Peter Blake is a comfortably dressed man, bearded and almost jolly, but with something steely in his eyes. We met during a break from selecting RCA entrants. The shuffling feet in the corridors belonged to future Blakes and Hockneys, and their mouths would need feeding. Was this – the money facts of life – a prime obstacle to the painter? “Not really … the problems get worse as you go on. It was a question of egg and chips for supper then; I’m more aware now than earlier of choices.” Not the complaint of the destitute. Blake divides his income into three sources: commissions, teaching and his own painting. During the last year he reckons the painting could now support him alone if he wanted it to, which he doesn’t. I asked him how he had got to this position, and the answer was emphatic: “Patience, time and skill – these three have put me in an unique position as an artist. The price of my paintings reflects, if nothing else, the time spent on them.” Certainly he’s had little help from the establishment – incredibly the Tate bought their first Blake only a few months ago. Instead like Hockney, he’s ridden a wave; with him, he won a junior John Moores Prize in Liverpool in 1961, and in the same year got caught up with Ken Russell’s archetypal film, Pop Goes the Easel. And as credentials for the pop generation, a feature in the first colour supplement beats the lot. “I expect all this causes a little envy. Yes, I suppose I am seen as a cult figure… trendy.” He seemed a little bemused by the thought, charmingly innocent of the gobbledegook pop myths that lurk behind him. He’s married, with a child, a car and a house on which he’s just spent a tidy sum. In his thirties, he is appreciably richer than he would be as a successful businessman; the money buys time – the third of his ingredients for success. The patience and skill are on the house.

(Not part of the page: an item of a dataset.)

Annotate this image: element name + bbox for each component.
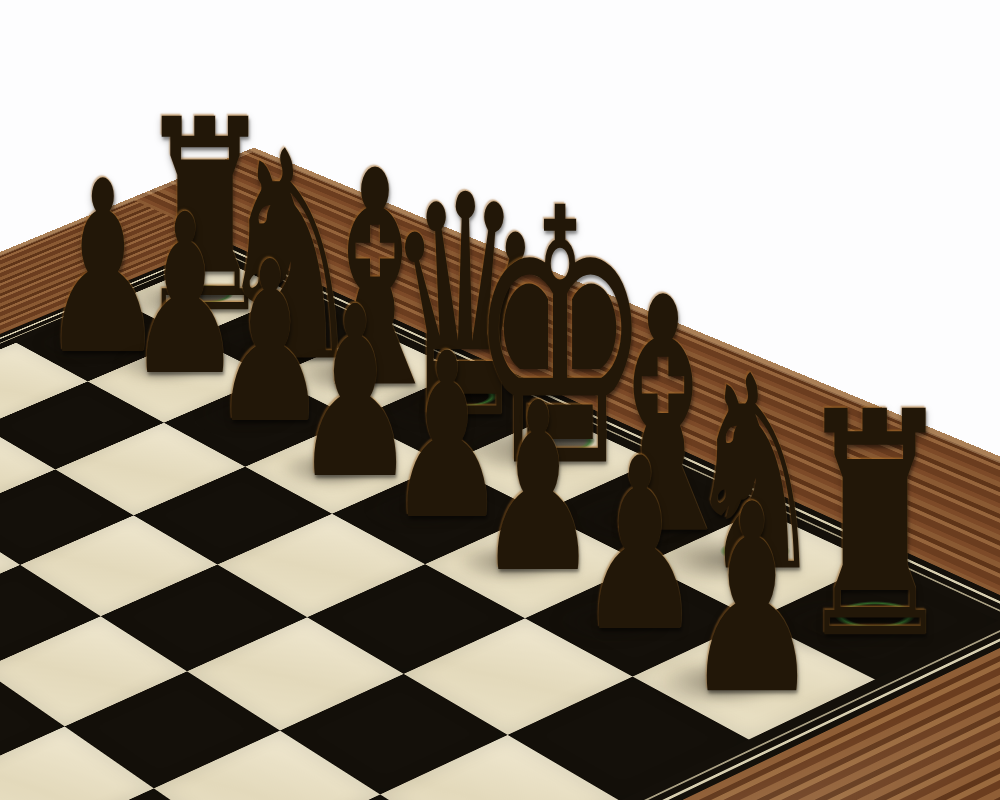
pieces-layer: ♜♞♝♛♚♝♞♜♟♟♟♟♟♟♟♟ [0,0,1000,800]
photo-stage: ♜♞♝♛♚♝♞♜♟♟♟♟♟♟♟♟ [0,0,1000,800]
piece-black-pawn-h7[interactable]: ♟ [752,678,985,800]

For these four, then, money has a smaller and less ugly head, if it is rearing it at all, than might be expected. The pessimistic assumption that nothing’s free, least of all a life of painting and enjoying it, is not wholly justified. One way or another they have all made it. At thirty-odd, the artist who is still working is secure enough to have overcome, even forgotten, his earlier problems. There seemed to be little or no sympathy for suggestions that the young painter could be given help; I had been putting forward ideas of some kind of subsidy to David Hockney: “not interested. The image of the hungry painter in Earls Court just doesn’t seem real to me.” He declared a faith that most painters have in the selection of the fittest: “I think painting still sells on its merits.” His own success clearly makes such faith hard to refute. Bill Utermohlen came up the hard way and is more concerned with the early years. But he too rejects any outright subsidy: “If my work had to be judged by ‘successful’ painters, I wouldn’t get the grant, I’m opposed to a jury system – how can it ever be fair?” Well, obviously it can’t until someone has decided which is “good” art – and therefore deserving of aid – and which isn’t, and the day that happens artists will be hopeless amateurs bumming jobs at the national institute of Beauty and Truth. Until then, we have to believe in the way things are, the vague movements which organise the hierarchy of fame and money; Blake does. “I had great difficulties at first, and I’m glad I had no help. I don’t believe in the welfare state. If you’re a failure it’s because you are a bad painter. Anyway money is crucial to only a small proportion of artists. I’ve always taken gambles.”

Hard words, these, from men who are out of the rough, but the message seems to be that it’s never as bad as the scenario writers would have it. Starving in garrets is out as an occupational hazard, teaching, commercial art and a brisk trade in pictures is in. The artists themselves, and who should know better, consider that the best man still wins.